In two weeks, 39-year-old Rottanak Kong will board a plane to Cambodia. He’ll be accompanied by dozens of other Cambodians with deportation orders.
Kong — along with many in his situation — has not returned to Cambodia since his family left as a refugees. They fled the brutal Khmer Rouge regime, which killed more than two million people.
He was detained by U.S. Immigration Customs and Enforcement in mid-October. More than a decade ago, he was arrested for joyriding and sentenced to a year in prison, according to his lawyer. Because of that arrest, he is being deported.
“There’s a flaw in our system,” said Chen Kong-Wick, his sister. “How can you deport someone that came here as a political asylum — as a refugee — and now they’re being sent to a country that they know nothing of?”
More than 70 Cambodians who have been detained by ICE will be sent to Cambodia soon, according to immigration advocates.
Earlier this fall, ICE detained more than a hundred Cambodians while the agency tried to secure the necessary travel documents from Cambodia to deport them. Until recently, it was uncertain whether Cambodia would allow these detainees to repatriate. Cambodia has had a history of not taking many deportees back, making it a “recalcitrant” country. This left many of detainees in a legal limbo waiting in ICE detention centers for a ruling on their deportation.
For months, legal and immigration organizations tried to fight these round-ups, describing them as some of the “biggest raids” on Cambodians ever.
A lawsuit filed earlier this year by Asian Americans Advancing Justice, Asian Law Caucus and Asian Americans Advancing Justice, Los Angeles, argues that ICE shouldn’t have detained Kong and others without repatriation orders.

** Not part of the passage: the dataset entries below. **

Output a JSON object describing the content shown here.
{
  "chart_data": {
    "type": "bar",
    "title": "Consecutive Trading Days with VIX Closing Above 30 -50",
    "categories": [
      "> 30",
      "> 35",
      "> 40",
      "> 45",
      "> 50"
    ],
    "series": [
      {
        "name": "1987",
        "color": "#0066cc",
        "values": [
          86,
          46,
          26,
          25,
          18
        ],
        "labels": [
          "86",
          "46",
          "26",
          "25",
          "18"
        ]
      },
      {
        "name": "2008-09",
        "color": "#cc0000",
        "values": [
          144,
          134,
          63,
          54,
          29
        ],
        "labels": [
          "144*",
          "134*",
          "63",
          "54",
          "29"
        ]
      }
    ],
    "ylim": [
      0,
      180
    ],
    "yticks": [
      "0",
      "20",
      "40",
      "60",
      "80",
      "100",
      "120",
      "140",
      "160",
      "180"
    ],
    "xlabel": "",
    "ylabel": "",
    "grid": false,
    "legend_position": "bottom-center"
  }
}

The suit also notes that many of the detained Cambodians have lived most of their lives in the U.S.
“We are looking into this,” said Laboni Hoq, the litigation director of Asian Americans Advancing Justice, Los Angeles. “We still believe that when they rounded people up, [ICE] didn’t have reasonable basis to believe they’d be deported. Whether they have identified reasons since they’ve been rounded up, we don’t know. That’s something only ICE knows.”
An ICE official said that the agency does not comment on removal flights, but that “aliens are removed because they do not have lawful status to remain in the United States.”

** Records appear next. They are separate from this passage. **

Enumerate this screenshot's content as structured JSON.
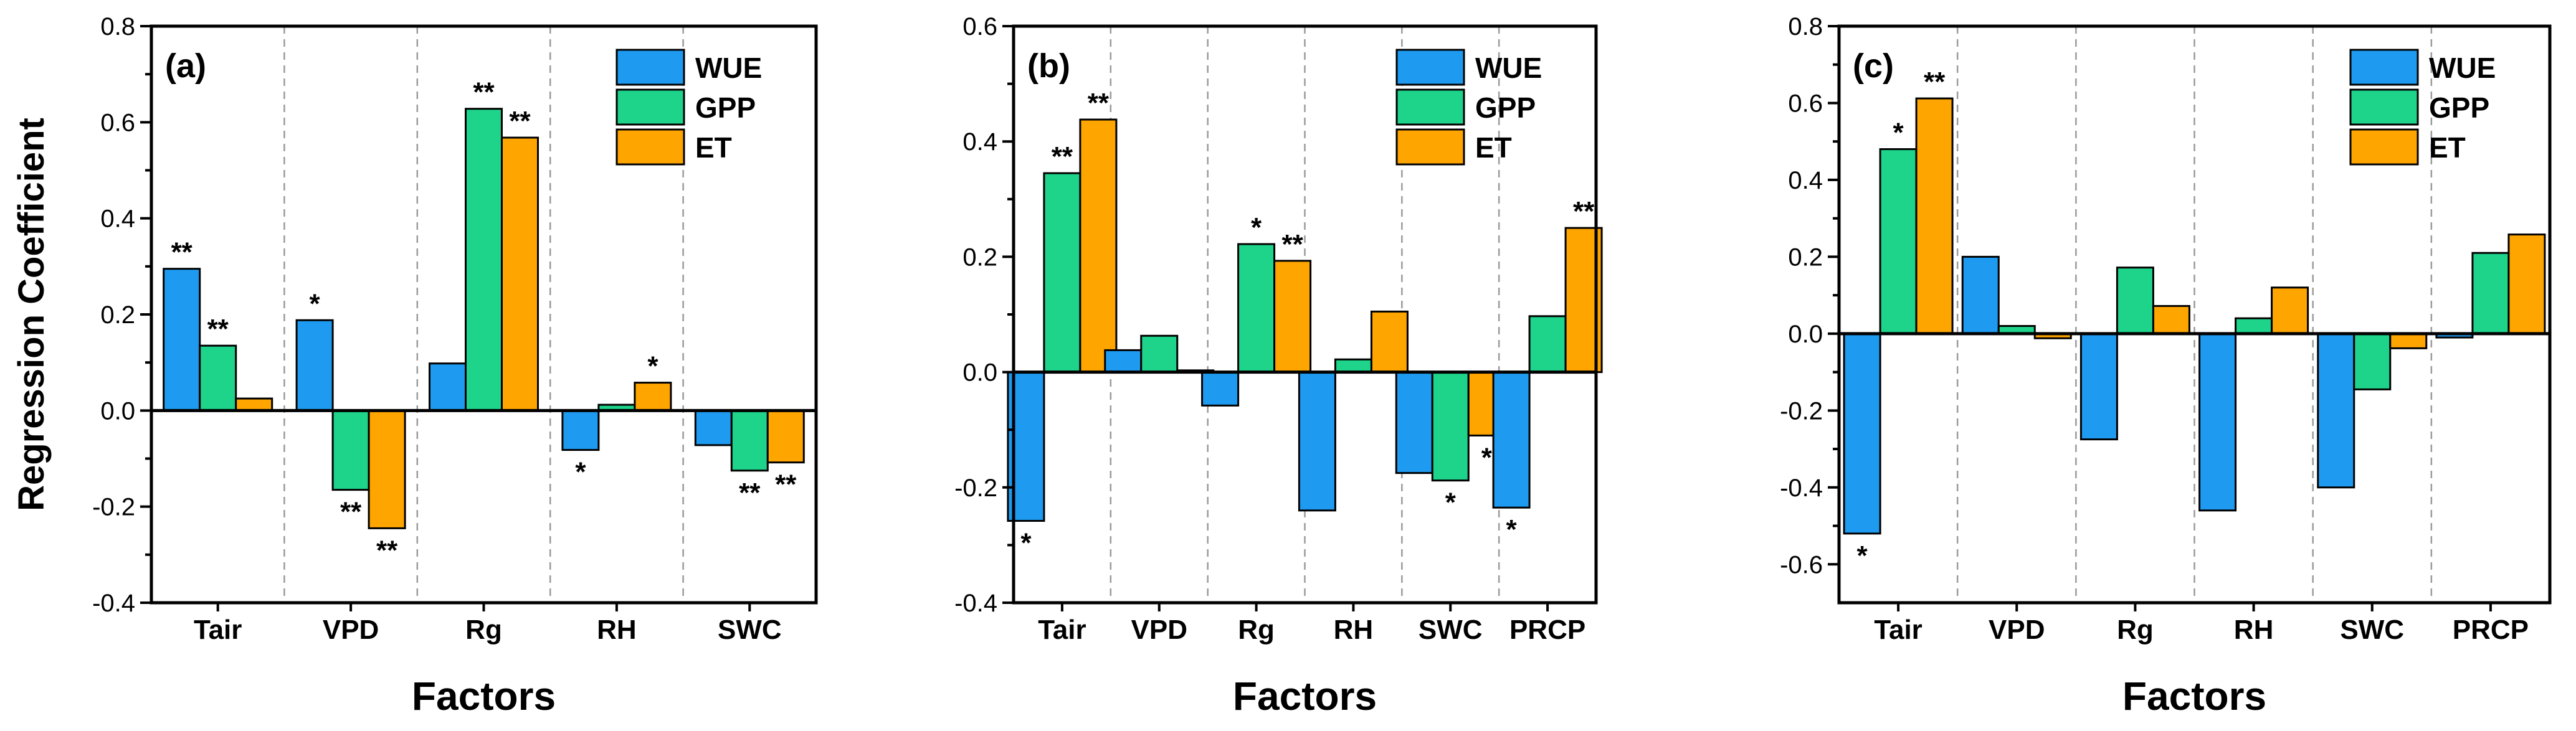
{
  "chart_data": [
    {
      "type": "bar",
      "panel_label": "(a)",
      "categories": [
        "Tair",
        "VPD",
        "Rg",
        "RH",
        "SWC"
      ],
      "series": [
        {
          "name": "WUE",
          "color": "#1E9BF0",
          "values": [
            0.295,
            0.188,
            0.098,
            -0.082,
            -0.072
          ],
          "sig": [
            "**",
            "*",
            "",
            "*",
            ""
          ]
        },
        {
          "name": "GPP",
          "color": "#1ED38A",
          "values": [
            0.135,
            -0.165,
            0.628,
            0.012,
            -0.125
          ],
          "sig": [
            "**",
            "**",
            "**",
            "",
            "**"
          ]
        },
        {
          "name": "ET",
          "color": "#FFA500",
          "values": [
            0.025,
            -0.245,
            0.568,
            0.058,
            -0.108
          ],
          "sig": [
            "",
            "**",
            "**",
            "*",
            "**"
          ]
        }
      ],
      "ylim": [
        -0.4,
        0.8
      ],
      "yticks": [
        "-0.4",
        "-0.2",
        "0.0",
        "0.2",
        "0.4",
        "0.6",
        "0.8"
      ],
      "ytick_values": [
        -0.4,
        -0.2,
        0.0,
        0.2,
        0.4,
        0.6,
        0.8
      ],
      "xlabel": "Factors",
      "ylabel": "Regression Coefficient",
      "legend": "top-right"
    },
    {
      "type": "bar",
      "panel_label": "(b)",
      "categories": [
        "Tair",
        "VPD",
        "Rg",
        "RH",
        "SWC",
        "PRCP"
      ],
      "series": [
        {
          "name": "WUE",
          "color": "#1E9BF0",
          "values": [
            -0.258,
            0.038,
            -0.058,
            -0.24,
            -0.175,
            -0.235
          ],
          "sig": [
            "*",
            "",
            "",
            "",
            "",
            "*"
          ]
        },
        {
          "name": "GPP",
          "color": "#1ED38A",
          "values": [
            0.345,
            0.063,
            0.222,
            0.022,
            -0.188,
            0.097
          ],
          "sig": [
            "**",
            "",
            "*",
            "",
            "*",
            ""
          ]
        },
        {
          "name": "ET",
          "color": "#FFA500",
          "values": [
            0.438,
            0.003,
            0.193,
            0.105,
            -0.11,
            0.25
          ],
          "sig": [
            "**",
            "",
            "**",
            "",
            "*",
            "**"
          ]
        }
      ],
      "ylim": [
        -0.4,
        0.6
      ],
      "yticks": [
        "-0.4",
        "-0.2",
        "0.0",
        "0.2",
        "0.4",
        "0.6"
      ],
      "ytick_values": [
        -0.4,
        -0.2,
        0.0,
        0.2,
        0.4,
        0.6
      ],
      "xlabel": "Factors",
      "ylabel": "",
      "legend": "top-right"
    },
    {
      "type": "bar",
      "panel_label": "(c)",
      "categories": [
        "Tair",
        "VPD",
        "Rg",
        "RH",
        "SWC",
        "PRCP"
      ],
      "series": [
        {
          "name": "WUE",
          "color": "#1E9BF0",
          "values": [
            -0.52,
            0.2,
            -0.275,
            -0.46,
            -0.4,
            -0.01
          ],
          "sig": [
            "*",
            "",
            "",
            "",
            "",
            ""
          ]
        },
        {
          "name": "GPP",
          "color": "#1ED38A",
          "values": [
            0.48,
            0.02,
            0.172,
            0.04,
            -0.145,
            0.21
          ],
          "sig": [
            "*",
            "",
            "",
            "",
            "",
            ""
          ]
        },
        {
          "name": "ET",
          "color": "#FFA500",
          "values": [
            0.612,
            -0.012,
            0.072,
            0.12,
            -0.038,
            0.258
          ],
          "sig": [
            "**",
            "",
            "",
            "",
            "",
            ""
          ]
        }
      ],
      "ylim": [
        -0.7,
        0.8
      ],
      "yticks": [
        "-0.6",
        "-0.4",
        "-0.2",
        "0.0",
        "0.2",
        "0.4",
        "0.6",
        "0.8"
      ],
      "ytick_values": [
        -0.6,
        -0.4,
        -0.2,
        0.0,
        0.2,
        0.4,
        0.6,
        0.8
      ],
      "xlabel": "Factors",
      "ylabel": "",
      "legend": "top-right"
    }
  ]
}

“International law obligates each country to accept the return of its nationals ordered removed from the United States,” said Brendan Raedy, an ICE spokesman. “The United States itself routinely cooperates with foreign governments in documenting and accepting its citizens when asked, as do the majority of countries in the world.”

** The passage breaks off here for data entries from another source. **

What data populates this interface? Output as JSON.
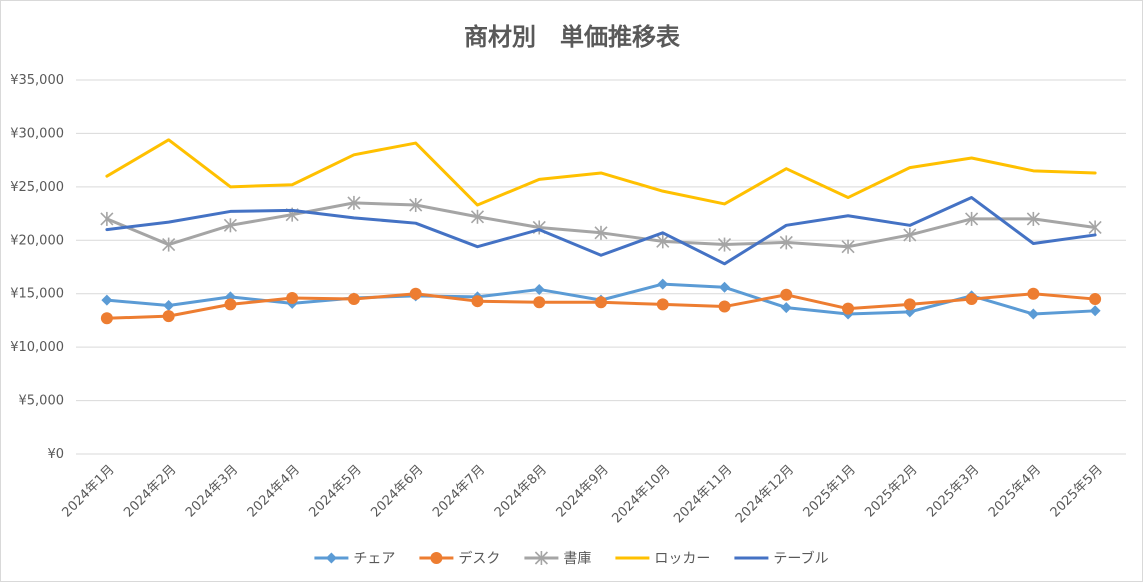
{
  "chart_data": {
    "type": "line",
    "title": "商材別　単価推移表",
    "xlabel": "",
    "ylabel": "",
    "ylim": [
      0,
      35000
    ],
    "grid": true,
    "legend_position": "bottom",
    "y_ticks": [
      "¥0",
      "¥5,000",
      "¥10,000",
      "¥15,000",
      "¥20,000",
      "¥25,000",
      "¥30,000",
      "¥35,000"
    ],
    "categories": [
      "2024年1月",
      "2024年2月",
      "2024年3月",
      "2024年4月",
      "2024年5月",
      "2024年6月",
      "2024年7月",
      "2024年8月",
      "2024年9月",
      "2024年10月",
      "2024年11月",
      "2024年12月",
      "2025年1月",
      "2025年2月",
      "2025年3月",
      "2025年4月",
      "2025年5月"
    ],
    "series": [
      {
        "name": "チェア",
        "color": "#5b9bd5",
        "marker": "diamond",
        "values": [
          14400,
          13900,
          14700,
          14100,
          14600,
          14800,
          14700,
          15400,
          14400,
          15900,
          15600,
          13700,
          13100,
          13300,
          14800,
          13100,
          13400
        ]
      },
      {
        "name": "デスク",
        "color": "#ed7d31",
        "marker": "circle",
        "values": [
          12700,
          12900,
          14000,
          14600,
          14500,
          15000,
          14300,
          14200,
          14200,
          14000,
          13800,
          14900,
          13600,
          14000,
          14500,
          15000,
          14500
        ]
      },
      {
        "name": "書庫",
        "color": "#a5a5a5",
        "marker": "star",
        "values": [
          22000,
          19600,
          21400,
          22400,
          23500,
          23300,
          22200,
          21200,
          20700,
          19900,
          19600,
          19800,
          19400,
          20500,
          22000,
          22000,
          21200
        ]
      },
      {
        "name": "ロッカー",
        "color": "#ffc000",
        "marker": "none",
        "values": [
          26000,
          29400,
          25000,
          25200,
          28000,
          29100,
          23300,
          25700,
          26300,
          24600,
          23400,
          26700,
          24000,
          26800,
          27700,
          26500,
          26300
        ]
      },
      {
        "name": "テーブル",
        "color": "#4472c4",
        "marker": "none",
        "values": [
          21000,
          21700,
          22700,
          22800,
          22100,
          21600,
          19400,
          21000,
          18600,
          20700,
          17800,
          21400,
          22300,
          21400,
          24000,
          19700,
          20500
        ]
      }
    ]
  }
}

Many advocates connect these roundups and deportations to a larger diplomatic quarrel between the U.S. and Cambodia.
In September, the U.S. Department of State announced it would stop issuing visas on high-ranking officials from Cambodia, and in October, Cambodia’s Ministry of Foreign Affairs and International Cooperation said it would interview 26 Cambodians in the U.S. who were facing deportation. Radio Free Asia reported that Cambodia’s foreign minister, Prak Sokhon, said he’d requested, unsuccessfully, that deportees be “given job training in the U.S. before being sent home” and that the U.S. only deport people who have done so voluntarily.
“We think that the raids are part of this escalation of pressure on countries to take their nationals back and the people detained are sort of being used as a bargaining chip,” says Jenny Zhao, a staff attorney with Asian Americans Advancing Justice, Asian Law Caucus.
Like many in his predicament, Rottanak Kong is far removed from life in Cambodia. He doesn’t have a strong grasp of Khmer and his wife lives in the U.S. His sister Chen Kong-Wick worries what his life will be like.
“Using the word ‘nightmare’ doesn’t fully capture this,” Kong-Wick said. “Having a nightmare assumes you wake up, and the tragic story is over.”